The alert student will probably still feel, nevertheless, perhaps without being able to account in any way for his impression, that even in these last excerpts there is an unsatisfactory element, a something that keeps them on a lower level of art, for all their opaline color, than that of the forthright and transparent "Nimrod." This something, perhaps on the whole Elgar's most ineradicable fault, is rhythmical "short breath." He gets away from it, to be sure, in all his finest pages; but except when his imagination is deeply stirred his melodic line shows the dangerous tendency to fall into short segments, a measure or two in length, into a configuration of scallops, so to speak, rather than wide sweeps, exemplified in the three last illustrations. Instead of flying, it hops. Examples will be found right through his works, from the second theme of the early overture "Froissart" to that of the first movement of the Violin Concerto, opus 61.

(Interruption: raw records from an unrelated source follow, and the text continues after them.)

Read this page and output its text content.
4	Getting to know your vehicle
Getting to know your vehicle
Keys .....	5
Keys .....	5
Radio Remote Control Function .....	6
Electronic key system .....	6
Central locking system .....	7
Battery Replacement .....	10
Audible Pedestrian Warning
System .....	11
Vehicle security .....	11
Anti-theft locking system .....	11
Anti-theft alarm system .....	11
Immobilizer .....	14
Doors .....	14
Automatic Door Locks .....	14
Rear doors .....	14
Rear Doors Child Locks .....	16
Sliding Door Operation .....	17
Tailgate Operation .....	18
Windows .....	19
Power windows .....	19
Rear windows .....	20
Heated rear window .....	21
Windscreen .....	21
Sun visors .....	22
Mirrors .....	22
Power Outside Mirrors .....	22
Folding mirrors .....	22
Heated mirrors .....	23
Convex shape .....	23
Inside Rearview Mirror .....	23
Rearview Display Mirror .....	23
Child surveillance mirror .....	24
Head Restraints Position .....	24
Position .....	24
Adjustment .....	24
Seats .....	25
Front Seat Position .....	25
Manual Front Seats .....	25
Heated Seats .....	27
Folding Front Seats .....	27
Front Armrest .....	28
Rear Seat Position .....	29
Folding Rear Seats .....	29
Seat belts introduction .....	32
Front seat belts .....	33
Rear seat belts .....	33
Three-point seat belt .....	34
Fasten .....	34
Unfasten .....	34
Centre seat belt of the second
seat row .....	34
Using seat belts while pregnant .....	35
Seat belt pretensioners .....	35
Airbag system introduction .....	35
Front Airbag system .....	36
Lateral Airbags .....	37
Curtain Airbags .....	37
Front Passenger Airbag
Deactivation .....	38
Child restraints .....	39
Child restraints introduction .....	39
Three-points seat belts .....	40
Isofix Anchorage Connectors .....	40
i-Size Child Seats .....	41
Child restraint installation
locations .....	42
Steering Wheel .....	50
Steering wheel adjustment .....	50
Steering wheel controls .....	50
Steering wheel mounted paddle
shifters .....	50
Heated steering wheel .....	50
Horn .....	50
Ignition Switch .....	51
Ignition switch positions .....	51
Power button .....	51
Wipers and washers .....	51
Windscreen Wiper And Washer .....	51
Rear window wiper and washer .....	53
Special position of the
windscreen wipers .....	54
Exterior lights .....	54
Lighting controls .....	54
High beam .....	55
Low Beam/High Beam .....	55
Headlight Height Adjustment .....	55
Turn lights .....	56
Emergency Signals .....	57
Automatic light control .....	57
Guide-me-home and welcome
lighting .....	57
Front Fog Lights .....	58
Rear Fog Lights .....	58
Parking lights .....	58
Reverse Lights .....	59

This kind of sing-songiness is as fatal to noble rhythm in music as it is in poetry--in much of Longfellow, for example; and the frequency with which Elgar relapses into it suggests that he has some of the same fatal facility, the tendency to talk without thinking, which so often kept the American poet below his best. The parallel might be carried out, if it were worth while, in some detail. Both men wrote too much, and both are "popular" in the bad sense as well as the good. The "Pomp and Circumstance" Marches are saved, despite the frequent triteness of their melody, by their buoyant high spirits; but of the vapid and sentimental "Salut d'Amour," which has sold in the thousands and been arranged for all possible combinations of instruments, including two mandolins and a guitar, the less said the better. Yet it is noteworthy that the very tendency to an over-obvious, monotonous rhythmic scheme which works for the popularity of a small piece with the thoughtless and trivial-minded, works against it in the case of a larger composition which appeals to the musically serious, and wins its way gradually at best. Thus Elgar's second symphony, which suffers much more from this besetting fault than the first, has been less popular for that very reason. Statistics are significant in such cases. The second symphony was played twenty-seven times before it was three years old, a considerable number for so serious a work[24]; but the first, called by Nikisch "Brahms's Fifth," a compliment which could be paid to few other modern symphonies without absurdity, achieved the almost incredible record of eighty-two performances in its first year, in such widely scattered places as London, Vienna, Berlin, Leipsic, Bonn, St. Petersburg, Buda-Pest, Toronto, Sydney, and the United States.[25]